The association of vitamin D insufficiency with low bone mass and an increased risk of hip fracture has only been recently appreciated. It is generally agreed that the optimal circulating 25-OHD concentration is at least 30 ng/mL (75 nmol/L). Various writers and medical organizations have defined vitamin D deficiency as a 25-OHD concentration of either 10 or 20 ng/mL (25 or 50 nmol/L). The 25-OHD level in vitamin D insufficiency falls between these deficient and sufficient levels. Inadequate vitamin D status is a common problem. Data from the National Health and Nutrition Examination Survey (2001-2004) population demonstrated that only 23% had circulating concentrations of 25-OHD above 30 ng/mL, and 6% had values less than 10 ng/mL. As circulating 25-OHD concentrations decrease from sufficient levels, there is a growing negative impact on skeletal health. It therefore seems prudent to provide vitamin D supplementation to individuals with circulating 25-OHD levels less than 30 ng/mL.

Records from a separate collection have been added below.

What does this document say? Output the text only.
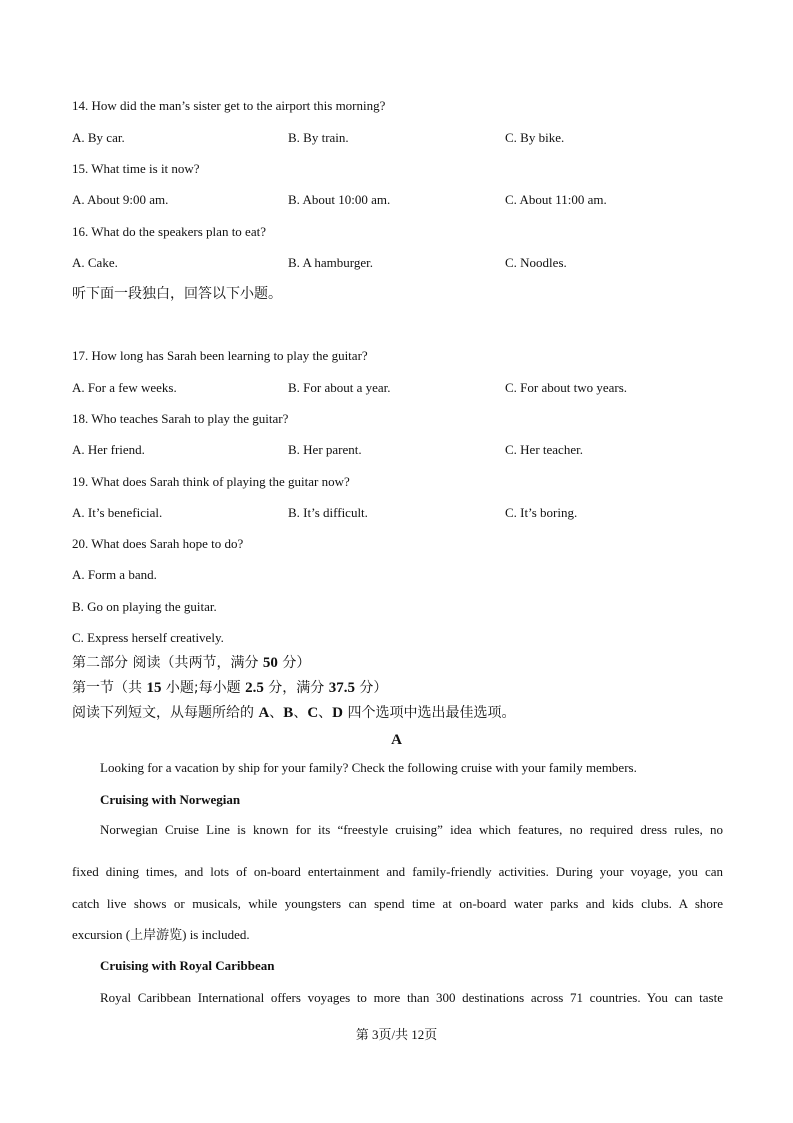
14. How did the man’s sister get to the airport this morning?
A. By car.	B. By train.	C. By bike.
15. What time is it now?
A. About 9:00 am.	B. About 10:00 am.	C. About 11:00 am.
16. What do the speakers plan to eat?
A. Cake.	B. A hamburger.	C. Noodles.
听下面一段独白，回答以下小题。
17. How long has Sarah been learning to play the guitar?
A. For a few weeks.	B. For about a year.	C. For about two years.
18. Who teaches Sarah to play the guitar?
A. Her friend.	B. Her parent.	C. Her teacher.
19. What does Sarah think of playing the guitar now?
A. It’s beneficial.	B. It’s difficult.	C. It’s boring.
20. What does Sarah hope to do?
A. Form a band.
B. Go on playing the guitar.
C. Express herself creatively.
第二部分 阅读（共两节，满分 50 分）
第一节（共 15 小题;每小题 2.5 分，满分 37.5 分）
阅读下列短文，从每题所给的 A、B、C、D 四个选项中选出最佳选项。
A
Looking for a vacation by ship for your family? Check the following cruise with your family members.
Cruising with Norwegian
Norwegian Cruise Line is known for its “freestyle cruising” idea which features, no required dress rules, no
fixed dining times, and lots of on-board entertainment and family-friendly activities. During your voyage, you can
catch live shows or musicals, while youngsters can spend time at on-board water parks and kids clubs. A shore
excursion (上岸游览) is included.
Cruising with Royal Caribbean
Royal Caribbean International offers voyages to more than 300 destinations across 71 countries. You can taste
第 3页/共 12页
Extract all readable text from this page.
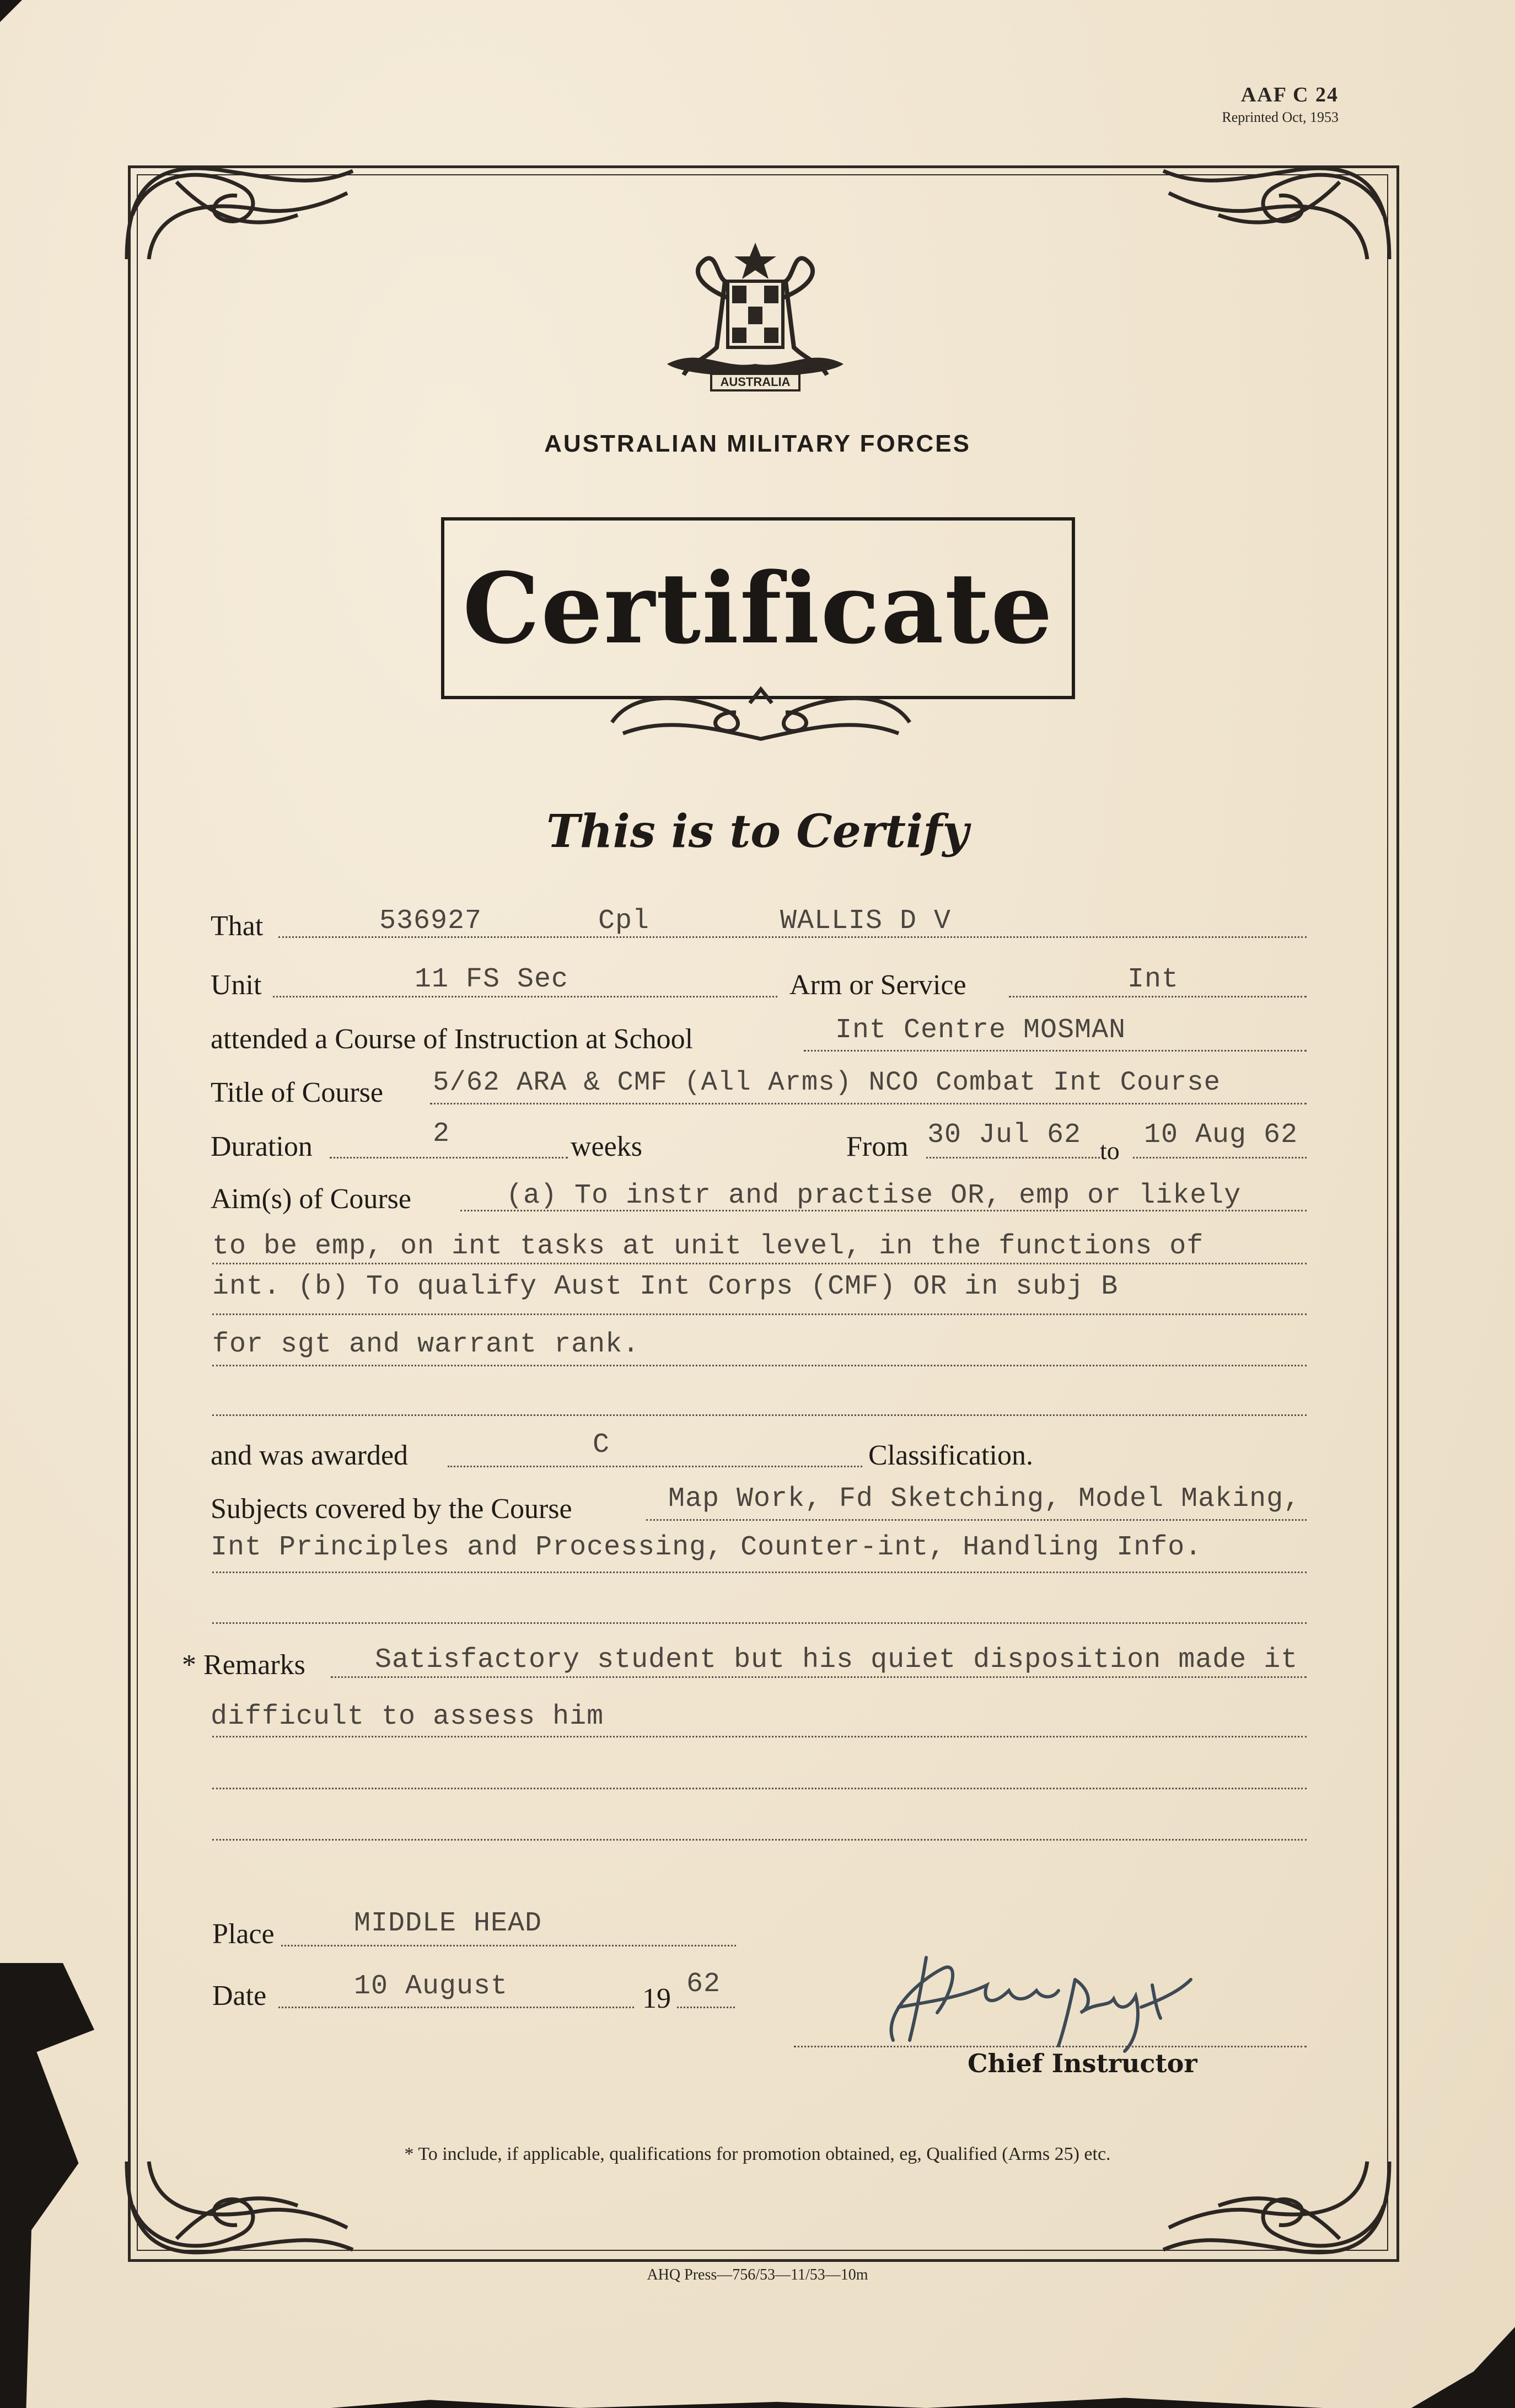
AAF C 24
Reprinted Oct, 1953
AUSTRALIA
AUSTRALIAN MILITARY FORCES
Certificate
This is to Certify
That	536927	Cpl	WALLIS D V
Unit	11 FS Sec	Arm or Service	Int
attended a Course of Instruction at School	Int Centre MOSMAN
Title of Course 5/62 ARA & CMF (All Arms) NCO Combat Int Course
Duration	2	weeks	From 30 Jul 62 to 10 Aug 62
Aim(s) of Course	(a) To instr and practise OR, emp or likely
to be emp, on int tasks at unit level, in the functions of
int. (b) To qualify Aust Int Corps (CMF) OR in subj B
for sgt and warrant rank.
and was awarded	C	Classification.
Subjects covered by the Course	Map Work, Fd Sketching, Model Making,
Int Principles and Processing, Counter-int, Handling Info.
* Remarks	Satisfactory student but his quiet disposition made it
difficult to assess him
Place	MIDDLE HEAD
Date	10 August	19 62
Chief Instructor
* To include, if applicable, qualifications for promotion obtained, eg, Qualified (Arms 25) etc.
AHQ Press—756/53—11/53—10m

When high doses of vitamin D₂ or one of the potent vitamin D metabolites are used, it is important to monitor carefully for the development of hypercalcemia. Mild hypercalcemia may be asymptomatic. However, severely hypercalcemic patients may complain of anorexia, nausea, vomiting, weight loss, headache, constipation, polyuria, polydipsia, and altered mental status. Impaired renal function, nephrocalcinosis, nephrolithiasis, and even death may eventually ensue. If vitamin D intoxication occurs, all calcium supplements and vitamin D preparations must be discontinued immediately, and therapy for hypercalcemia instituted.